Ariella Aïsha Azoulay is a professor of Modern Culture and Media and Comparative Literature, a film essayist and curator of archives and exhibitions.
Her books include: Potential History – Unlearning Imperialism (Verso, 2019); Civil Imagination: The Political Ontology of Photography (Verso, 2012); The Civil Contract of Photography (Zone Books, 2008); From Palestine to Israel: A Photographic Record of Destruction and State Formation, 1947-1950, (Pluto Press, 2011).
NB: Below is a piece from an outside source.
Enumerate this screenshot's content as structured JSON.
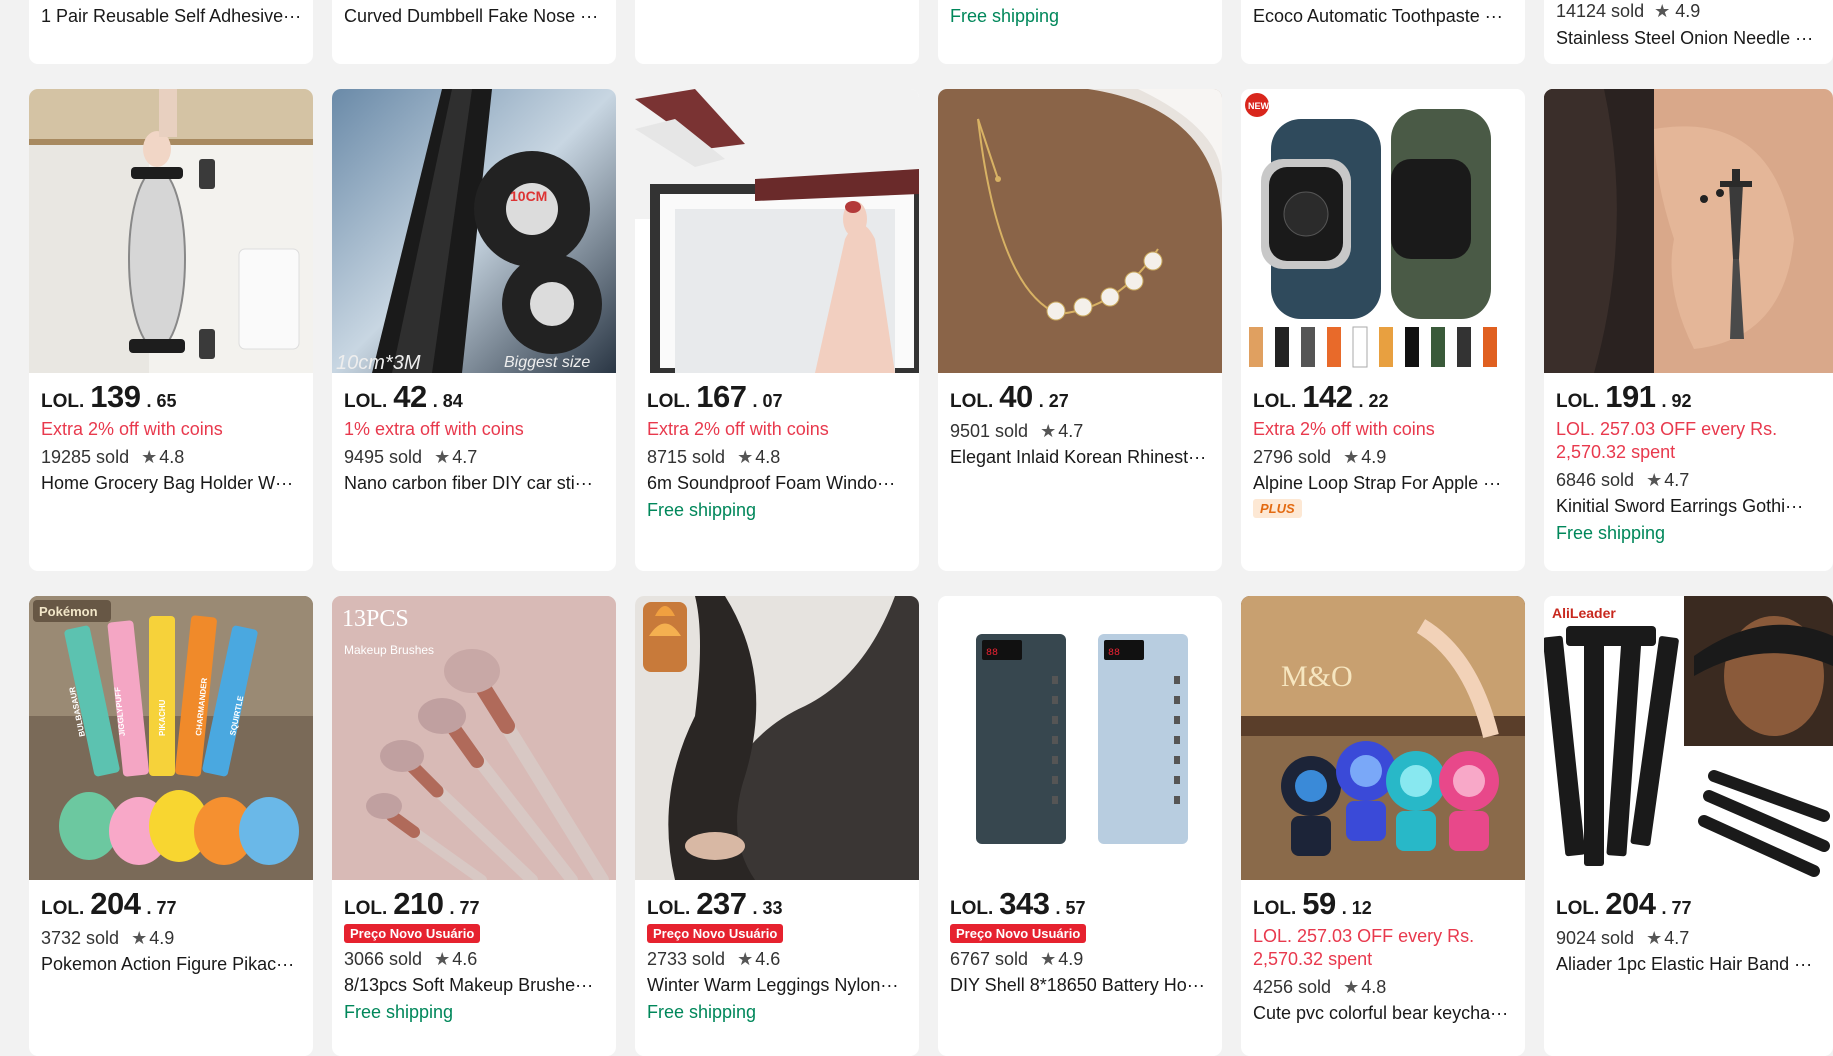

Her potential histories, archives and curatorial work include: The Natural History of Rape (Berlin Biennale, 2022); Errata (Tapiès Foundation, 2019, HKW, Berlin, 2020), Enough! The Natural Violence of New World Order, (F/Stop photography festival, Leipzig, 2016), Act of State 1967-2007 – Israeli Regime of Occupation 1967-2007, (Centre Pompidou, 2016, Arquivo Municipal de Lisboa Fotografico, 2020); The Body Politic [in Really Useful Knowledge, curated by What, How & for Whom / WHW], Reina Sofia, Madrid; Potential History of Palestine (2012, Stuk / Artefact, Louven), Untaken Photographs (2010, Igor Zabel Award, The Moderna Galerija, Lubliana; Zochrot, Tel Aviv).
Among her film-essays: The world like a Jewel in the Hand – Unlearning Imperial Plunder II (2022); Un-documented: Undoing Imperial Plunder (2019); Civil Alliances, Palestine, 47-48 (2012); I Also Dwell Among Your Own People: Conversations with Azmi Bishara (2004) & The Food Chain (2004).